The park is part of the Grand Staircase, a huge geological formation on the Colorado Plateau. Layers of sedimentary rock have been lifted, tilted and eroded. Its colorful cliffs stretch from Bryce Canyon to the Grand Canyon.
The scale of the staircase is enormous: The sedimentary rock layers were 10,000 feet thick before erosion began carving.
As the thousands of feet of sedimentary rock were lifted over the millennia, swift streams cut downward, forming the region's famous canyons. The main canyon in Zion, center of park activity and the focus of our visit, was cut by the North Fork of the Virgin River.
It is narrow, less than a quarter-mile wide. But it is deep, flanked by towering sandstone palisades 2,000 to 3,000 feet high that draw rock climbers who savor big walls. Climbers can often be spotted camped in mid-ascent, their sleeping platforms suspended from pitons.
The six-mile canyon drive ends at a formation known as Temple of Sinawava, where the canyon begins narrowing to a slot only 30 to 40 feet wide.
The canyon used to be overwhelmed by traffic during the spring and summer, bringing noise, pollution and endless frustration for visitors who could find nowhere to park. The National Park Service responded by beginning a mandatory shuttle bus system in the year 2000.
During the summer months — April through October — the heart of the Zion Canyon is closed to private vehicles. Visitors ride free propane-powered shuttle buses near the entrance station to complete their journey into the park.
While shuttle buses may rankle some who like the freedom of coming and going at will, the buses also restored quiet to the inner canyon.
A separate shuttle bus route runs through the town of Springdale, at the park's main gate. Visitors dropped at the entrance by a city shuttle need only cross a foot bridge over the Virgin River into the park, show or buy their park pass, then re-board a park shuttle at the adjacent visitor center.

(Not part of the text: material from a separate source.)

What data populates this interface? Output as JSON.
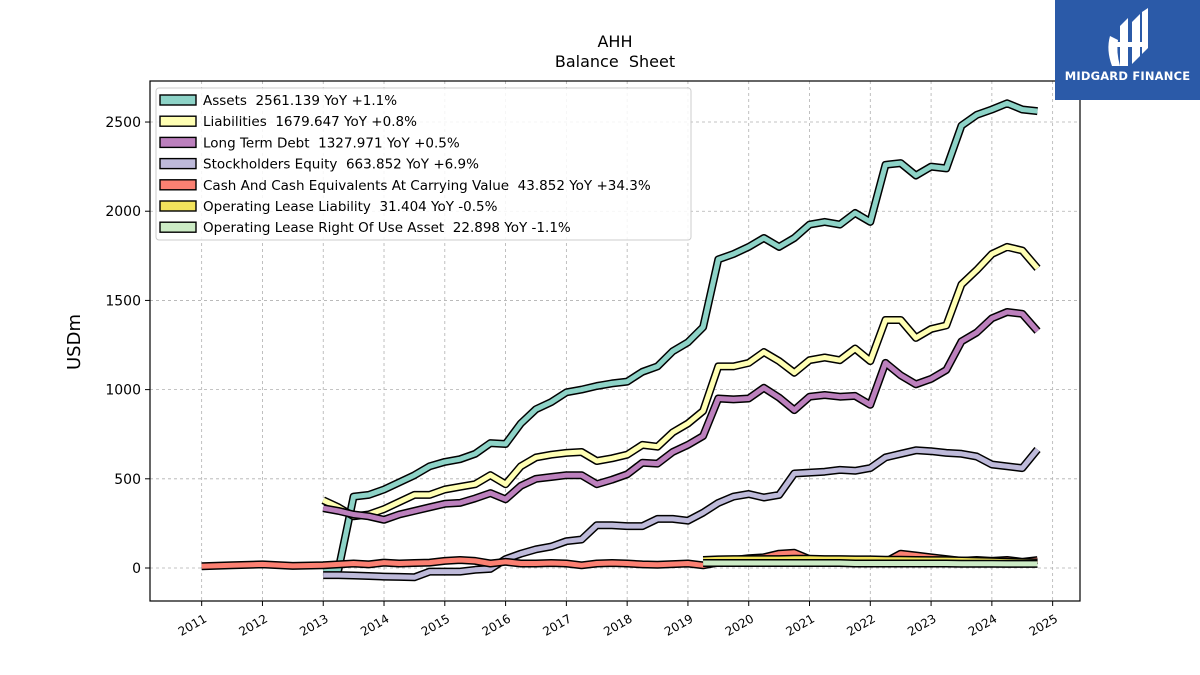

Two campgrounds are located just inside the park entrance, and a grocery store is located on the city side of the foot bridge. That means it's possible to spend a week or more at Zion —hiking all the major trails inside the park and using all the amenities in town — and never have to move your car from your campsite or motel.
One trail we could not resist was one of its classics — Angels Landing.

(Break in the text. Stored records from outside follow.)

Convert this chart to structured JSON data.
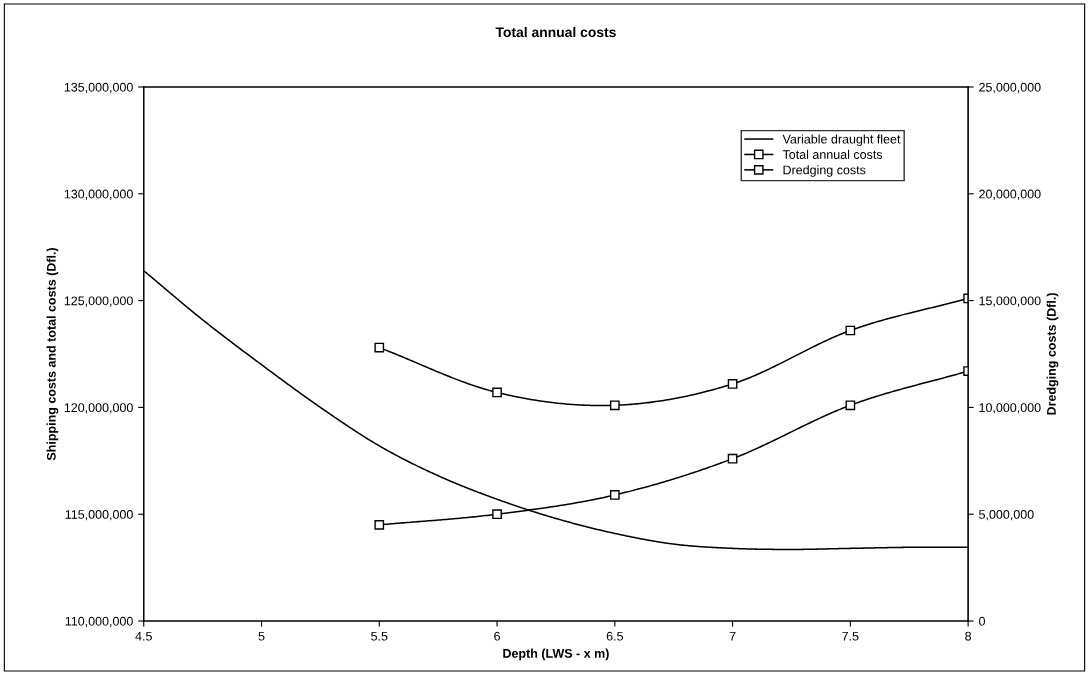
{
  "chart_data": {
    "type": "line",
    "title": "Total annual costs",
    "xlabel": "Depth (LWS - x m)",
    "ylabel": "Shipping costs and total costs (Dfl.)",
    "y2label": "Dredging costs (Dfl.)",
    "series": [
      {
        "name": "Variable draught fleet",
        "color": "#000000",
        "marker": "none",
        "x": [
          4.5,
          4.75,
          5,
          5.25,
          5.5,
          5.75,
          6,
          6.25,
          6.5,
          6.75,
          7,
          7.25,
          7.5,
          7.75,
          8
        ],
        "values": [
          126400000,
          124100000,
          122000000,
          120000000,
          118200000,
          116800000,
          115700000,
          114800000,
          114100000,
          113600000,
          113400000,
          113350000,
          113400000,
          113450000,
          113450000
        ]
      },
      {
        "name": "Total annual costs",
        "color": "#000000",
        "marker": "square",
        "x": [
          5.5,
          6,
          6.5,
          7,
          7.5,
          8
        ],
        "values": [
          122800000,
          120700000,
          120100000,
          121100000,
          123600000,
          125100000
        ]
      },
      {
        "name": "Dredging costs",
        "color": "#000000",
        "marker": "square",
        "axis": "y2",
        "x": [
          5.5,
          6,
          6.5,
          7,
          7.5,
          8
        ],
        "values": [
          4500000,
          5000000,
          5900000,
          7600000,
          10100000,
          11700000
        ]
      }
    ],
    "xlim": [
      4.5,
      8
    ],
    "xticks": [
      4.5,
      5,
      5.5,
      6,
      6.5,
      7,
      7.5,
      8
    ],
    "ylim": [
      110000000,
      135000000
    ],
    "yticks": [
      {
        "value": 110000000,
        "label": "110,000,000"
      },
      {
        "value": 115000000,
        "label": "115,000,000"
      },
      {
        "value": 120000000,
        "label": "120,000,000"
      },
      {
        "value": 125000000,
        "label": "125,000,000"
      },
      {
        "value": 130000000,
        "label": "130,000,000"
      },
      {
        "value": 135000000,
        "label": "135,000,000"
      }
    ],
    "y2lim": [
      0,
      25000000
    ],
    "y2ticks": [
      0,
      {
        "value": 5000000,
        "label": "5,000,000"
      },
      {
        "value": 10000000,
        "label": "10,000,000"
      },
      {
        "value": 15000000,
        "label": "15,000,000"
      },
      {
        "value": 20000000,
        "label": "20,000,000"
      },
      {
        "value": 25000000,
        "label": "25,000,000"
      }
    ],
    "grid": false,
    "legend": "top right",
    "line_style": "solid"
  }
}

Angels Landing is only a five-mile hike, but guides recommend allowing at least five hours because of the terrain the trail covers — a 1,500-foot climb through a slot canyon and out to a 5,785-foot peak perched at the end of a narrow rock fin. The name came from an early Zion explorer who looked up at the precipice from the canyon floor and declared "only an angel could land on it!"
This is not a hike for those afraid of heights. After a two-mile gradual approach, then climbing through a cool side canyon, the trail ascends Walter's Wiggles, a series of 21 switchbacks that steeply ascend a cliff wall, topping out at a broad sandy area known as Scout Lookout.
From there, hikers work their way across a rocky ridge that steadily narrows. It finally becomes a rock fin only a few feet wide, with 1,000-foot drops on each side. Fixed chains attached to the rock allow a safety grip on exposed sites for those traversing the edge of the fin, but it can be terrifying for those who fear heights. It also is a hike not recommended for young children.
Despite that, it is a crowded trail, with frequent waits at narrow spots for hikers coming the opposite direction. The reward for those who travel the entire rock fin is an unequaled view of the Zion Canyon 1,500 feet below.
If You Go
Zion National Park is located in the southwest corner of Utah, about 8 hours by car from Tucson. The entrance fee is $25 per vehicle for seven days.
The Zion Lodge, midway in Zion Canyon, is the only hotel in the park and offers cabins, motel rooms and suites beginning at about $150 per night; reservations at www.zionlodge.com or 1-888-297-2757.
The Watchman and South campgrounds are just inside the park entrance. Watchman campsites can be reserved on the Web at www.recreation.gov; South campsites are first-come, first-served. Motel and bed and breakfast accommodations, as well as full-hookup campsites for RVs, are available in Springdale and other nearby towns.